For Release: January 6, 2016

CU-Bolder

SDSS J1126+2944
Credit: X-ray: NASA/CXC/Univ of Colorado/J.Comerford et al; Optical: NASA/STScI

In a season of post-holiday gym memberships, an unusually star-deprived black hole at the site of two merged galaxies is showing that these massive gravitational voids can shed weight too.

The recently discovered black hole, which does not have the expected number of stars surrounding it, could provide new insight into black hole evolution and behavior, according to recently published research from the University of Colorado Boulder.

The findings were announced today during a news briefing at the annual meeting of the American Astronomical Society (AAS) being held this week in Kissimmee, Florida.

Supermassive black holes exist at the centers of all massive galaxies, including the Milky Way, and contain a mass of between 1 million and 1 billion times that of the sun. The mass of a black hole tends to scale with the mass of its galaxy, and each black hole is typically embedded within a large sphere of stars.

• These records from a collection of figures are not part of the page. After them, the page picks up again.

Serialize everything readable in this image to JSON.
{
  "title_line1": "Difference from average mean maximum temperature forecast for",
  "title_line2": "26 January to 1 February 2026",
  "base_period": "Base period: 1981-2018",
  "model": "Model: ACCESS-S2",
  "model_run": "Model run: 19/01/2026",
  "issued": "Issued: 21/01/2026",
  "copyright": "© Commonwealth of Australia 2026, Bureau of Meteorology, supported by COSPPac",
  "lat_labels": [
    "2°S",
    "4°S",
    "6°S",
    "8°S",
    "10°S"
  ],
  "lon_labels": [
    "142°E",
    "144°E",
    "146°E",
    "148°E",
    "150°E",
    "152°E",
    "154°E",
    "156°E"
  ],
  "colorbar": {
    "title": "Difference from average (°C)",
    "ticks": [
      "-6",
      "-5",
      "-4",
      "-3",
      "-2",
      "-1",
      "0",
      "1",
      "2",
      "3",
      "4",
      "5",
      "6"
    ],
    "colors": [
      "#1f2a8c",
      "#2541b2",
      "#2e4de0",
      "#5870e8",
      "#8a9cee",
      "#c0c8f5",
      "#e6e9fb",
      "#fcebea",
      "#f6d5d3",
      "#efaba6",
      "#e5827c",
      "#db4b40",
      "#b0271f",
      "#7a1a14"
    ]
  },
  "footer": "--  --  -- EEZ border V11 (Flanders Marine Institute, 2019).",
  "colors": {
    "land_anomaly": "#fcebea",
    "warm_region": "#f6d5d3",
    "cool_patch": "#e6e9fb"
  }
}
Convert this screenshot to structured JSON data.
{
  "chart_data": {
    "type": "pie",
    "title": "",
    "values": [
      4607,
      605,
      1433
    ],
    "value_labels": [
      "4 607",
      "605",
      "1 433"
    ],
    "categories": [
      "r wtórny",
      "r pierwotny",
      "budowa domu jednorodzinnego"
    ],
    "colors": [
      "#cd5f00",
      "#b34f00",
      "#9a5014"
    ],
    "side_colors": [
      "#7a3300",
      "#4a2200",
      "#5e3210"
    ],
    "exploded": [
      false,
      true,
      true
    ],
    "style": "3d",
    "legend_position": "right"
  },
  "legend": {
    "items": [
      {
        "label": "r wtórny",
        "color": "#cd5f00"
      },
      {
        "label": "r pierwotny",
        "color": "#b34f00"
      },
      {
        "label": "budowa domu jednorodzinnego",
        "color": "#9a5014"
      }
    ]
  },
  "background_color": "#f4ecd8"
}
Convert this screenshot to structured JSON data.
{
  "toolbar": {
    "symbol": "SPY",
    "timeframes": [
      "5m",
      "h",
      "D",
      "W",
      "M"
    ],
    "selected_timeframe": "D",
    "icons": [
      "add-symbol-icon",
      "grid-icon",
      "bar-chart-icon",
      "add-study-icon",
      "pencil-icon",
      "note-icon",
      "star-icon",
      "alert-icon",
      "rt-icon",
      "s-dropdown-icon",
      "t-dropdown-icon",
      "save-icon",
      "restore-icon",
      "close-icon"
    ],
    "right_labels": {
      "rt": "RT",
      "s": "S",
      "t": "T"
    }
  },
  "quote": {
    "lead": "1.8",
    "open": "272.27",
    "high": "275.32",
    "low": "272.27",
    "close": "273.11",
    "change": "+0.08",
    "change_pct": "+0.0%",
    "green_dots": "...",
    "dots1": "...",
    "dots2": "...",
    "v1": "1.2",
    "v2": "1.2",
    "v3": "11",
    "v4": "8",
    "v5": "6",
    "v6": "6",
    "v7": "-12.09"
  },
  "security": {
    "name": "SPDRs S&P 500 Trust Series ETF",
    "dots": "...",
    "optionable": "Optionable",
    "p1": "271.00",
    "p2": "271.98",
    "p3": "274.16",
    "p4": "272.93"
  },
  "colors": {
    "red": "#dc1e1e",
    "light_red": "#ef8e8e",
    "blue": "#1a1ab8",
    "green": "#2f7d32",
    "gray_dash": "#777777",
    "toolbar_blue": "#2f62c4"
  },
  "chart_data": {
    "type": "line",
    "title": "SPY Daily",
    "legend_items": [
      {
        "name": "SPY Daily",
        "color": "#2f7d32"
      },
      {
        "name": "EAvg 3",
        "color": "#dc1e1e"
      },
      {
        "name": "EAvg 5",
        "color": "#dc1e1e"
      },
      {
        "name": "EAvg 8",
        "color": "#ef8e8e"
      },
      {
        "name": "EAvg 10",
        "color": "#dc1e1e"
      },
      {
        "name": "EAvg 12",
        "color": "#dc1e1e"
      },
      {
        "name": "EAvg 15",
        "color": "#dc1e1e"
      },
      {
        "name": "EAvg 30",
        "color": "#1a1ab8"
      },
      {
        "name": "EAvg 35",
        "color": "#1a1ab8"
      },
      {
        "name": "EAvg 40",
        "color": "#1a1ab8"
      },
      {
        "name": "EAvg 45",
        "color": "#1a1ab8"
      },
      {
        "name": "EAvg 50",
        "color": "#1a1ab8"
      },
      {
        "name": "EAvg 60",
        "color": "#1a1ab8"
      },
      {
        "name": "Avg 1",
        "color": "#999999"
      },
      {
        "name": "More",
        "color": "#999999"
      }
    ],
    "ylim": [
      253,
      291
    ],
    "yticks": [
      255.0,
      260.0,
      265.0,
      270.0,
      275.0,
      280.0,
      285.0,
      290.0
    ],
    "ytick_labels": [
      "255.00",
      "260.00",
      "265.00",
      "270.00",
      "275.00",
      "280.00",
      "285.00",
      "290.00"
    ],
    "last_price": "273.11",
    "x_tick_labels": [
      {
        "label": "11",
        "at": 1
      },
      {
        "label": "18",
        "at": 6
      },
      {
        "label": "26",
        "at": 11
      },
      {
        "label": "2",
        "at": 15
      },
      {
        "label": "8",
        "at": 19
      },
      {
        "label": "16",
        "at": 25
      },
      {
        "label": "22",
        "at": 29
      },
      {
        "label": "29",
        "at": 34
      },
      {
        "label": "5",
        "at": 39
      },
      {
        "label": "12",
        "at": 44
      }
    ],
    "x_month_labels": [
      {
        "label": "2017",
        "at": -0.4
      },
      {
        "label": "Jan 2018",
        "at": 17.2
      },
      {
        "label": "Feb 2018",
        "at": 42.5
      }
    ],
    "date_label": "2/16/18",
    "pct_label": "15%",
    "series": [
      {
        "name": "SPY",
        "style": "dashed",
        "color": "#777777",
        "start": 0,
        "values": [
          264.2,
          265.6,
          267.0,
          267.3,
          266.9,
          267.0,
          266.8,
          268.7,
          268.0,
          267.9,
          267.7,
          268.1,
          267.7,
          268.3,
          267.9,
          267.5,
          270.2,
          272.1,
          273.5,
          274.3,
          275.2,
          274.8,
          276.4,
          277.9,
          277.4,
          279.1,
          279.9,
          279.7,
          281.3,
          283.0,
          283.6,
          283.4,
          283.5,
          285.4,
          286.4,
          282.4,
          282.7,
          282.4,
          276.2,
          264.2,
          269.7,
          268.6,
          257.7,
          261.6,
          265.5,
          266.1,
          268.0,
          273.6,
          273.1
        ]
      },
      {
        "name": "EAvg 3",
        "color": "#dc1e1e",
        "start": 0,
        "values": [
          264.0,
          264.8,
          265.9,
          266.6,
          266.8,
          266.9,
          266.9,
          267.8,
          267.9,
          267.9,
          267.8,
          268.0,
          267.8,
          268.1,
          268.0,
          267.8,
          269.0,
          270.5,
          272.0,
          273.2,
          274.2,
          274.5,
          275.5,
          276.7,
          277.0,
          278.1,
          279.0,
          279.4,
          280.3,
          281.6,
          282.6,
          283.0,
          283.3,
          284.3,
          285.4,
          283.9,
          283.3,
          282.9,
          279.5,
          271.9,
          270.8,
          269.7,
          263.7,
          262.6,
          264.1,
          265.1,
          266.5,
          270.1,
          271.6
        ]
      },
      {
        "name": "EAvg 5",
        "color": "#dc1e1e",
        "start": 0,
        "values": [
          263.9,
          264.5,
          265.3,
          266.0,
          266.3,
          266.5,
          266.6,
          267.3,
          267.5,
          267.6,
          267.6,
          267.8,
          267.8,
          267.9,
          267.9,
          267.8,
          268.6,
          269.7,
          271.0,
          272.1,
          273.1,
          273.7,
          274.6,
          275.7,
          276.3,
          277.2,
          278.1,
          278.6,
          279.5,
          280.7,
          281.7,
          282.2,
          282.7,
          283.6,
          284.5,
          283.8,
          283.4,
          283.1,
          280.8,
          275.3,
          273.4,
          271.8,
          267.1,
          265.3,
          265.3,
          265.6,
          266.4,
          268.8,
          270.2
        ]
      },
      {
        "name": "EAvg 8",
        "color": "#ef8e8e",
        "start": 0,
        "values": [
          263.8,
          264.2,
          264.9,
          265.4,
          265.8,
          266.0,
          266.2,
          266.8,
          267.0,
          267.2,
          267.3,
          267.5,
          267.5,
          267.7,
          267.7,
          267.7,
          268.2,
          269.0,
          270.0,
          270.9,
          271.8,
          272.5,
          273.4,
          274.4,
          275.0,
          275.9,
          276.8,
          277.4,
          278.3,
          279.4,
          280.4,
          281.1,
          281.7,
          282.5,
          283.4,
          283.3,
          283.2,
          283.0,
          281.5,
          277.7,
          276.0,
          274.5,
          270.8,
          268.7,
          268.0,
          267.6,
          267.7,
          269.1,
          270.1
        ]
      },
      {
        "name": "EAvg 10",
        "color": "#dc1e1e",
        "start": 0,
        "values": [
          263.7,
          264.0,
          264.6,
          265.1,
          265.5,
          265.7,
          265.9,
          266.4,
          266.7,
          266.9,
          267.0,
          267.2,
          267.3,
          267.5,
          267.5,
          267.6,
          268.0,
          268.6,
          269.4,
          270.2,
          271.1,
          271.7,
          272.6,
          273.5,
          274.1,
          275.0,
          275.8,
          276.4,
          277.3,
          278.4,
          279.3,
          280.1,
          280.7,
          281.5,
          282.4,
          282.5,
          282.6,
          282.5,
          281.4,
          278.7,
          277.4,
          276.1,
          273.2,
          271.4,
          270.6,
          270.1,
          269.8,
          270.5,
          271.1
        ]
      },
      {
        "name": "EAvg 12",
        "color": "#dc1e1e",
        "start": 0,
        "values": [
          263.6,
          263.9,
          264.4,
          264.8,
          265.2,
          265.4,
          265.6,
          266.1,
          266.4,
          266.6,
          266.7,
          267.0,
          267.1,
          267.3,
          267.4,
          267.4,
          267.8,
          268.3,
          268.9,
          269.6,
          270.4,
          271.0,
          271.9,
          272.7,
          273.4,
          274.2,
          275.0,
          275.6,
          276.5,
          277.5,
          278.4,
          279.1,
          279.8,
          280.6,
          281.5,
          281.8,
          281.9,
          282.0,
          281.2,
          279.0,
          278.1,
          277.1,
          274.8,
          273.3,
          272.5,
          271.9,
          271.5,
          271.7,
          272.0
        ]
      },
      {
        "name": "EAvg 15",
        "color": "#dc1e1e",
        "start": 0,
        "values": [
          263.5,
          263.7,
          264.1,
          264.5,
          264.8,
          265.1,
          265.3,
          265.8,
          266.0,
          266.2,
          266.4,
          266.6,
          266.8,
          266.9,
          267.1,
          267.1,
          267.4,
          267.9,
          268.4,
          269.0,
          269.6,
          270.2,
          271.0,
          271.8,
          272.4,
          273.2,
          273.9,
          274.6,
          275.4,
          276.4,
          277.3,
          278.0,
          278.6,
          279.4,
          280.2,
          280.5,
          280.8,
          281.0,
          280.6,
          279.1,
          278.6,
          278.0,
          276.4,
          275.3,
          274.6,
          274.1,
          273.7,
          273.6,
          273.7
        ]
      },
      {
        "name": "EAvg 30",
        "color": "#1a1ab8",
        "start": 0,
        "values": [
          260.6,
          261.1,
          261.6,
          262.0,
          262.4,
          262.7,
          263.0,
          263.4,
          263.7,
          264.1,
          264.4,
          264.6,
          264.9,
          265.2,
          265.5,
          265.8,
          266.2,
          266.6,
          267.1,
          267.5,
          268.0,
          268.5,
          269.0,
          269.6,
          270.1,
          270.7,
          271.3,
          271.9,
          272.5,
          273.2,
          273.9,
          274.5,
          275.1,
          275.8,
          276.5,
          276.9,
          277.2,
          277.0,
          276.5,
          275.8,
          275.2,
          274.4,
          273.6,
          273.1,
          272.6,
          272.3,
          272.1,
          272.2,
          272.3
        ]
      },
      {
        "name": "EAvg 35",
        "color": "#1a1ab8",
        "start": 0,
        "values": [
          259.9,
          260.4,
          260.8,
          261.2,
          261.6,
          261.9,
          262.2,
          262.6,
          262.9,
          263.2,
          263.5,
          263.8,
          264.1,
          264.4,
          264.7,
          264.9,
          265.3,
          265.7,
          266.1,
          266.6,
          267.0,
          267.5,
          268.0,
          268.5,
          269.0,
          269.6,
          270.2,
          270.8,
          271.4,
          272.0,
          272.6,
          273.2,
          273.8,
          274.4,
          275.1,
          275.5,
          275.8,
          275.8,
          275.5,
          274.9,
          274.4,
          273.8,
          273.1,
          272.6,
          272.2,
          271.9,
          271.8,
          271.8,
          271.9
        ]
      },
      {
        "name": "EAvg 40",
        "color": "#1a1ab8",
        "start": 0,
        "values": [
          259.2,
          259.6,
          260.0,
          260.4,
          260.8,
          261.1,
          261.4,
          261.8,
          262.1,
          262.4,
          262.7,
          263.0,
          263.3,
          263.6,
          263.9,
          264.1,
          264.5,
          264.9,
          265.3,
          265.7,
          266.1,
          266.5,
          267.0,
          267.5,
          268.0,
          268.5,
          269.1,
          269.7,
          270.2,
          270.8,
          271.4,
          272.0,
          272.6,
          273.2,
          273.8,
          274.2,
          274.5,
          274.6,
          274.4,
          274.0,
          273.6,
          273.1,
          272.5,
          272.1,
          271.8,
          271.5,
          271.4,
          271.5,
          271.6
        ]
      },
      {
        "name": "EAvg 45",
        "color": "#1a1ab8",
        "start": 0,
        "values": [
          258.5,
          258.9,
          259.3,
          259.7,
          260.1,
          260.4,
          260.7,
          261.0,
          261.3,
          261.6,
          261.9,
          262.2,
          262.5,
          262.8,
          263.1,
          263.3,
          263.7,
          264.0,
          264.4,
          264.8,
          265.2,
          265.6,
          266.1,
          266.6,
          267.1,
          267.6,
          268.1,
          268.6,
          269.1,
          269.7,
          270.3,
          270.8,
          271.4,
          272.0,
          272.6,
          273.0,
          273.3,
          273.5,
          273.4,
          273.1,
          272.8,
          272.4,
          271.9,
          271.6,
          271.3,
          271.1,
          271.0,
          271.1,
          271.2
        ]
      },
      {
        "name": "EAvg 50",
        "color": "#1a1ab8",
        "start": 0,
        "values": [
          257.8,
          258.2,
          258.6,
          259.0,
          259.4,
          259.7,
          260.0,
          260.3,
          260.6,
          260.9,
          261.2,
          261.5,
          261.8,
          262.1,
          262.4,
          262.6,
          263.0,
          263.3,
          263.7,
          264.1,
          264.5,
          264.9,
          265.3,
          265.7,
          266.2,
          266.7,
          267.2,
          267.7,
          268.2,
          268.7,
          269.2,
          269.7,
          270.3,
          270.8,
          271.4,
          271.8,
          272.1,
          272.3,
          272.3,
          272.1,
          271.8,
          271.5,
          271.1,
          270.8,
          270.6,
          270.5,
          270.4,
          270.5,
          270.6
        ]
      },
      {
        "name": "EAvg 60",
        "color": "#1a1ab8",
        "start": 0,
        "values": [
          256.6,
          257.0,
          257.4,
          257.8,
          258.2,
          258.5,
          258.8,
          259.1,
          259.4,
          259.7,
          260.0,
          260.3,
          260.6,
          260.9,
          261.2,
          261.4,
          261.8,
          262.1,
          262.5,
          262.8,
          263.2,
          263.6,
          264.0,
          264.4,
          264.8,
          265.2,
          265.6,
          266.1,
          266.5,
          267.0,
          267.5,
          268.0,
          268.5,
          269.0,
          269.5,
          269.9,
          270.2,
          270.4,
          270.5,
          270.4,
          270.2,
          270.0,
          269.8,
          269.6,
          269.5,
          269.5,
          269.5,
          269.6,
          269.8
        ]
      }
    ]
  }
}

The galaxy SDSS J1126+2944 is the result of a merger between two smaller galaxies, which brought together a pair of supermassive black holes. One of the black holes is surrounded by a typical amount of stars, but the other black hole is strangely “naked” and has a much lower number of associated stars than expected.

“One black hole is starved of stars, and has 500 times fewer stars associated with it than the other black hole,” said Julie Comerford, an assistant professor in CU-Boulder’s Department of Astrophysical and Planetary Sciences and the lead investigator of the new research. “The question is why there’s such a discrepancy.”

One possibility, said Comerford, is that extreme gravitational and tidal forces simply stripped away most of the stars from one of the black holes over the course of the galactic merger.